La Petite Thanathoïde - 4

Dring. Elle se lève, ça ne tourne même pas. Ce n'est pas lui, c'est la folledingue de voisine et son petit chien. Elle au moins elle est maigre, on supporte de la voir. Elle ne demande rien d'autre que du thé et une oreille.

"Blablabla bla bla
et
Je sais tirer les carte moi, je vous le ferai un jour, et bla et bla et bla
Sacré vent"

"A croire que le printemps n'arrivera jamais cette fois"

Le couple d'à côté ils font un sacré raffut.

"ah oui je sais. Ils me font peur. L'autre nuit j'ai entendu un cri un coup et puis plus rien."

-et l'autre fois, celui qui avait son chien blessé, il y avait du sang dans le couloir enfin dans l'entrée, en bas. C'est les mêmes?"

-non. Ce n'est pas lui.

-ah bon."

-Vous savez c'est dûr mais je sais de quoi les gens vont mourir. A chaque fois que je les croise, il suffit que je les touche."

Elle lui dit ça comme ça. Sans attendre de réponse.

"je vous crois. je dis pas que je vous crois pas. »

"Au début c'était bizarre, quand j'étais une petite fille. La première fois j'ai vraiment cru que c'était ma faute. Mon oncle qui a eu un accident de voiture. Mais non c'était pas un rêve non plus. Ce qui est dur c'est qu'on peut rien changer à ça, prévenir ou des choses de ce style. Vaut mieux pas en parler."

Pourquoi ça tombe sur elle. Cette peau ratatinée et ces cheveux mal teints et cette odeur pourrie de vieux caniche (assez sage cela dit) qui se traîne sous la table et ces mots qu'on n'entend jamais en vrai. Et pourtant là, elle la croit. Elle ne demande pas. De quoi elle va mourir elle. Elle sait, elle décide et de toute façon elle s'en fout.
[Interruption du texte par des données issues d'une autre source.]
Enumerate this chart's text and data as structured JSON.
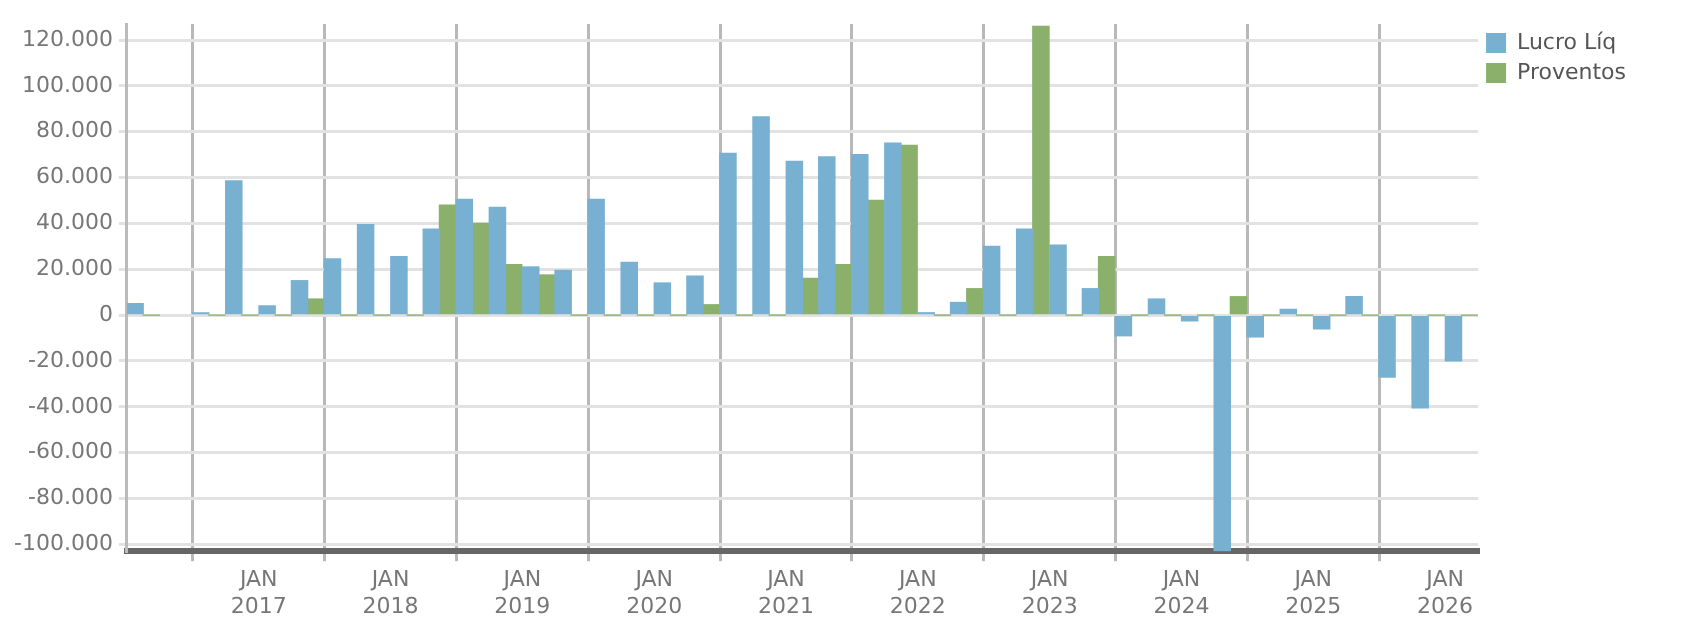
{
  "chart_data": {
    "type": "bar",
    "x": [
      "2016-02-15",
      "2016-05-15",
      "2016-08-15",
      "2016-11-15",
      "2017-02-15",
      "2017-05-15",
      "2017-08-15",
      "2017-11-15",
      "2018-02-15",
      "2018-05-15",
      "2018-08-15",
      "2018-11-15",
      "2019-02-15",
      "2019-05-15",
      "2019-08-15",
      "2019-11-15",
      "2020-02-15",
      "2020-05-15",
      "2020-08-15",
      "2020-11-15",
      "2021-02-15",
      "2021-05-15",
      "2021-08-15",
      "2021-11-15",
      "2022-02-15",
      "2022-05-15",
      "2022-08-15",
      "2022-11-15",
      "2023-02-15",
      "2023-05-15",
      "2023-08-15",
      "2023-11-15",
      "2024-02-15",
      "2024-05-15",
      "2024-08-15",
      "2024-11-15",
      "2025-02-15",
      "2025-05-15",
      "2025-08-15",
      "2025-11-15",
      "2026-02-15"
    ],
    "series": [
      {
        "name": "Lucro Líq",
        "color": "#77b0d1",
        "values": [
          5000,
          null,
          1000,
          58500,
          4000,
          15000,
          24500,
          39500,
          25500,
          37500,
          50500,
          47000,
          21000,
          19500,
          50500,
          23000,
          14000,
          17000,
          70500,
          86500,
          67000,
          69000,
          70000,
          75000,
          1000,
          5500,
          30000,
          37500,
          30500,
          11500,
          -9000,
          7000,
          -2500,
          -103000,
          -9500,
          2500,
          -6000,
          8000,
          -27000,
          -40500,
          -20000
        ]
      },
      {
        "name": "Proventos",
        "color": "#8ab06b",
        "values": [
          0,
          null,
          0,
          0,
          0,
          7000,
          0,
          0,
          0,
          48000,
          40000,
          22000,
          17500,
          0,
          0,
          0,
          0,
          4500,
          0,
          0,
          16000,
          22000,
          50000,
          74000,
          0,
          11500,
          0,
          126000,
          0,
          25500,
          0,
          0,
          0,
          8000,
          0,
          0,
          0,
          0,
          0,
          0,
          0
        ]
      }
    ],
    "xlim": [
      "2016-01-01",
      "2026-04-01"
    ],
    "xticks": [
      {
        "value": "2017-01-01",
        "label": "JAN\n2017"
      },
      {
        "value": "2018-01-01",
        "label": "JAN\n2018"
      },
      {
        "value": "2019-01-01",
        "label": "JAN\n2019"
      },
      {
        "value": "2020-01-01",
        "label": "JAN\n2020"
      },
      {
        "value": "2021-01-01",
        "label": "JAN\n2021"
      },
      {
        "value": "2022-01-01",
        "label": "JAN\n2022"
      },
      {
        "value": "2023-01-01",
        "label": "JAN\n2023"
      },
      {
        "value": "2024-01-01",
        "label": "JAN\n2024"
      },
      {
        "value": "2025-01-01",
        "label": "JAN\n2025"
      },
      {
        "value": "2026-01-01",
        "label": "JAN\n2026"
      }
    ],
    "ylim": [
      -103000,
      127000
    ],
    "yticks": [
      {
        "value": -100000,
        "label": "-100.000"
      },
      {
        "value": -80000,
        "label": "-80.000"
      },
      {
        "value": -60000,
        "label": "-60.000"
      },
      {
        "value": -40000,
        "label": "-40.000"
      },
      {
        "value": -20000,
        "label": "-20.000"
      },
      0,
      {
        "value": 20000,
        "label": "20.000"
      },
      {
        "value": 40000,
        "label": "40.000"
      },
      {
        "value": 60000,
        "label": "60.000"
      },
      {
        "value": 80000,
        "label": "80.000"
      },
      {
        "value": 100000,
        "label": "100.000"
      },
      {
        "value": 120000,
        "label": "120.000"
      }
    ],
    "grid": true,
    "legend": "top right"
  }
}
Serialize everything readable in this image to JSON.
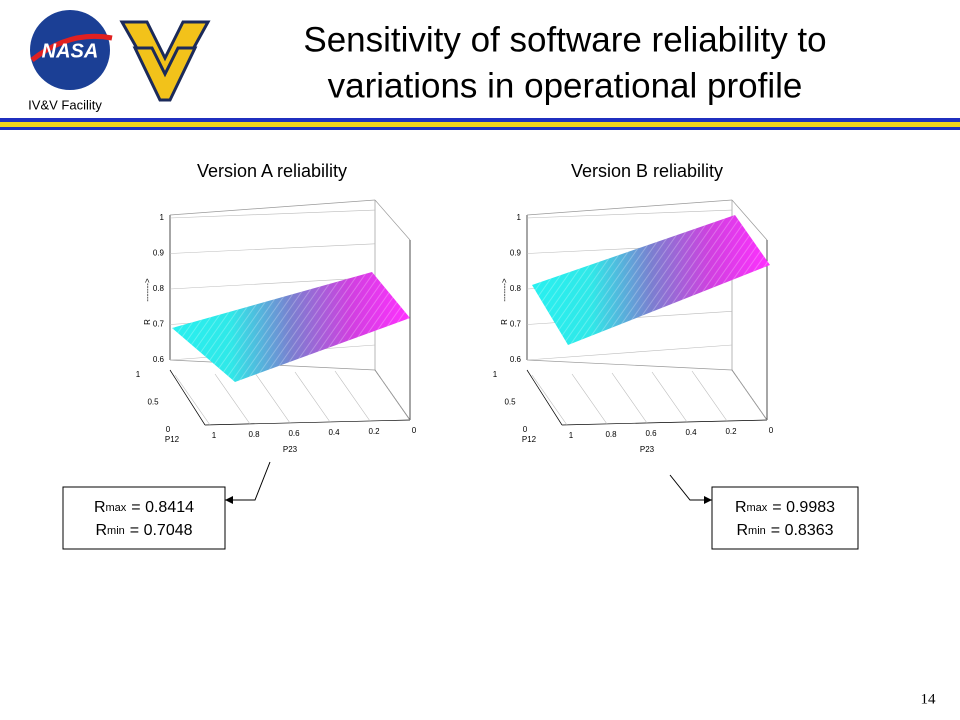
{
  "header": {
    "title_line1": "Sensitivity of software reliability to",
    "title_line2": "variations in operational profile",
    "facility": "IV&V Facility"
  },
  "plots": [
    {
      "title": "Version A reliability",
      "z_label": "R",
      "z_arrow": "------->",
      "x_label": "P12",
      "y_label": "P23",
      "z_ticks": [
        0.6,
        0.7,
        0.8,
        0.9,
        1
      ],
      "p12_ticks": [
        0,
        0.5,
        1
      ],
      "p23_ticks": [
        0,
        0.2,
        0.4,
        0.6,
        0.8,
        1
      ],
      "box": {
        "rmax_symbol": "R",
        "rmax_sub": "max",
        "rmax_value": "= 0.8414",
        "rmin_symbol": "R",
        "rmin_sub": "min",
        "rmin_value": "= 0.7048"
      }
    },
    {
      "title": "Version B reliability",
      "z_label": "R",
      "z_arrow": "------->",
      "x_label": "P12",
      "y_label": "P23",
      "z_ticks": [
        0.6,
        0.7,
        0.8,
        0.9,
        1
      ],
      "p12_ticks": [
        0,
        0.5,
        1
      ],
      "p23_ticks": [
        0,
        0.2,
        0.4,
        0.6,
        0.8,
        1
      ],
      "box": {
        "rmax_symbol": "R",
        "rmax_sub": "max",
        "rmax_value": "= 0.9983",
        "rmin_symbol": "R",
        "rmin_sub": "min",
        "rmin_value": "= 0.8363"
      }
    }
  ],
  "slide_number": "14"
}
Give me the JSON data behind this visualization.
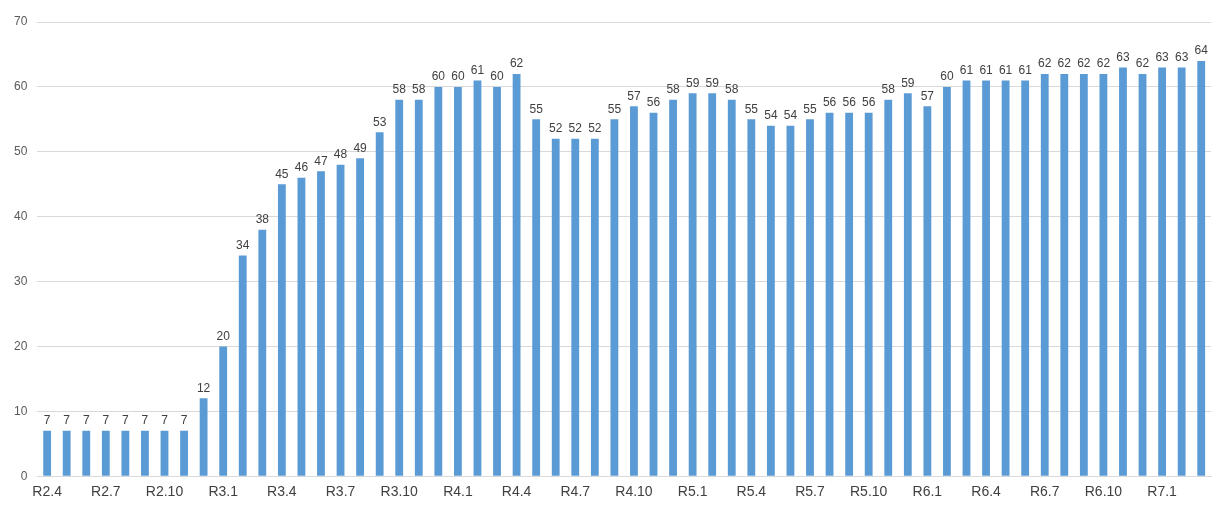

"Vous savez, j'ai déjà croisé votre petit ami.

-Ah »

Il ne rentre pas alors tant qu'à faire autant s'occuper, non. 18h45.

« Oui. Il est mignon. »

Les regards durs et désabusés se croisent un instant. Elle cesse de divaguer et se représente ses paupières tombantes, ses longs cils et les yeux gonflés, les épaules fines.

« mais je ne vous vois pas avec lui. Il a l’air absent.

-ah bon. Mais je ne crois pas

-Si une femme comme vous il lui faut un garçon avec du caractère »

Là ça l’énerve franchement. Elle tremble légèrement dans sa cheville.